The Shankland vision was never realised, nor was Richard Seifert’s 1966 design for a 42-storey ‘River City’ which, if built, would surely have accelerated Liverpool’s sluggish and hesitant approach to the 21st century. Instead, in bipolar Liverpool of proddies and paddies, the cathedrals were preoccupations of architects. There is a vivacious drawing by Edwin Lutyens for the Catholic cathedral, a baroque phantasm, but only the crypt was built. On top of it today is Frederick Gibberd’s Christ the King, a thin and brittle take on an Oscar Niemeyer original in Brasilia. A more sophisticated design by Denys Lasdun, starburst in plan, was rejected.

The Anglican cathedral is stronger meat. Sir Charles Archibald Nicholson proposed a hexagonal design covered with a dome, but Giles Gilbert Scott won the competition with an awe-inspiring Gothic temple which, this being Liverpool, is still unfinished. Anyway, Liverpool allowed Scott to claim to be the author of one of the country’s biggest buildings, as well as one of its smallest, the famous GPO telephone box. Meanwhile, the sublime canyon around the Anglican cathedral has inspired both suicides and architects: in the exhibition is a hitherto unpublished and thrilling drawing of 1931 by student Stirrat Johnson-Marshall, a design for a vertiginous processional bridge over the horrible Piranesian chasm.

Forget nightmares, there is an oneiric quality to an exhibition of drawings of buildings that do not exist, but that’s appropriate to Liverpool, which has an oneiric quality all its own. C.G. Jung wrote tellingly about the city’s mysterious properties without (it seems likely) ever actually visiting. He called it the ‘pool of life’ and in 1987 a statue in his collective memory was erected in Mathew Street, near the Cavern where the Beatles were incubated. This being Liverpool, it was promptly vandalised. Surrealism is everywhere under those blue suburban skies. ‘A Hard Day’s Night’, as Paul Du Noyer explained, was not clever invention, just the way they speak.

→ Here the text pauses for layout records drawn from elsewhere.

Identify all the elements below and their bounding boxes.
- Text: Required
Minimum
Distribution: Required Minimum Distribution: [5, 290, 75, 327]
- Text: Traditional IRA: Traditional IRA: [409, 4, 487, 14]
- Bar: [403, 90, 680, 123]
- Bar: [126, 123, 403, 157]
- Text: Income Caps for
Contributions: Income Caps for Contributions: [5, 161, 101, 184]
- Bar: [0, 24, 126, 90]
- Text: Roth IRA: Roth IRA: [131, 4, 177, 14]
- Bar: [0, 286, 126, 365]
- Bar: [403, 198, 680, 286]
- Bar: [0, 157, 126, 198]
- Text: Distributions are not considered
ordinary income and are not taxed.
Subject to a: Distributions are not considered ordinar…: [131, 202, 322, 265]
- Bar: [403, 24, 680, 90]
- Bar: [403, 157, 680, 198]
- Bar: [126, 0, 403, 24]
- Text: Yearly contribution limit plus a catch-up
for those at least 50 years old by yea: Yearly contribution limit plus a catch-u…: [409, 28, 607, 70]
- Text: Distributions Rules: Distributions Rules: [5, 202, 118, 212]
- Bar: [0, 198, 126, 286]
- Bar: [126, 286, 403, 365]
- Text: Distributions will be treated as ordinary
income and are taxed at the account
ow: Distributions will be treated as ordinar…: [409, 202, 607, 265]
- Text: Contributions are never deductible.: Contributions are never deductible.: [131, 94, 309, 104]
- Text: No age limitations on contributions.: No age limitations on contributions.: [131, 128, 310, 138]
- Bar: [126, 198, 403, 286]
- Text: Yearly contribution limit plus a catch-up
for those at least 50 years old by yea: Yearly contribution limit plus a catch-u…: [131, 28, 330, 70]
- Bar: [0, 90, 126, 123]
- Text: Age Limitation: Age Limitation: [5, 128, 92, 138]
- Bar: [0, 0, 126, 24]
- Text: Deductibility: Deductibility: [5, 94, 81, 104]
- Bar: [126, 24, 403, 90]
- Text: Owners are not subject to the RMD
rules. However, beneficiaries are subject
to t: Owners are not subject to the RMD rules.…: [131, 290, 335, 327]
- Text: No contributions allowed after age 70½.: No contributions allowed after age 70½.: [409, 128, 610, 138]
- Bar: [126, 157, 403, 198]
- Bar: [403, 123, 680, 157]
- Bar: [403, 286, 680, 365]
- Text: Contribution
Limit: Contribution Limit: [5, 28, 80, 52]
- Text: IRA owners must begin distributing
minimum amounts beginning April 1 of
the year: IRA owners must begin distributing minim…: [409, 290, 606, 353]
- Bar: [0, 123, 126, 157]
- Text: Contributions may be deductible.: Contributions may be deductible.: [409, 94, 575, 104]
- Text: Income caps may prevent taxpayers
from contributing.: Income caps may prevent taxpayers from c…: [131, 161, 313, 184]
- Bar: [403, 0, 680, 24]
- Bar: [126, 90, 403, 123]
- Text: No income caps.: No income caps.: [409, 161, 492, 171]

In 1965 Allen Ginsberg said that Liverpool was the ‘centre of human consciousness’, but those were drug-fuelled years. Riba is right, however, to call the city a ‘mover, shaker’: Liverpool had the country’s first university schools of art and architecture, in 1893 and 1895 respectively. Town planning was established here as an academic discipline, with, it must be admitted, mixed local results.

Still, at a moment when the intellectual and moral quality of debate in the country is at a dismaying low, a bold architectural initiative in a provincial city properly famed for its magnificent buildings is a nice reminder that there are more beautiful, enduring and life-enhancing things than politics. After all, buildings last longer. And when they have never been built, they last for ever in the imagination.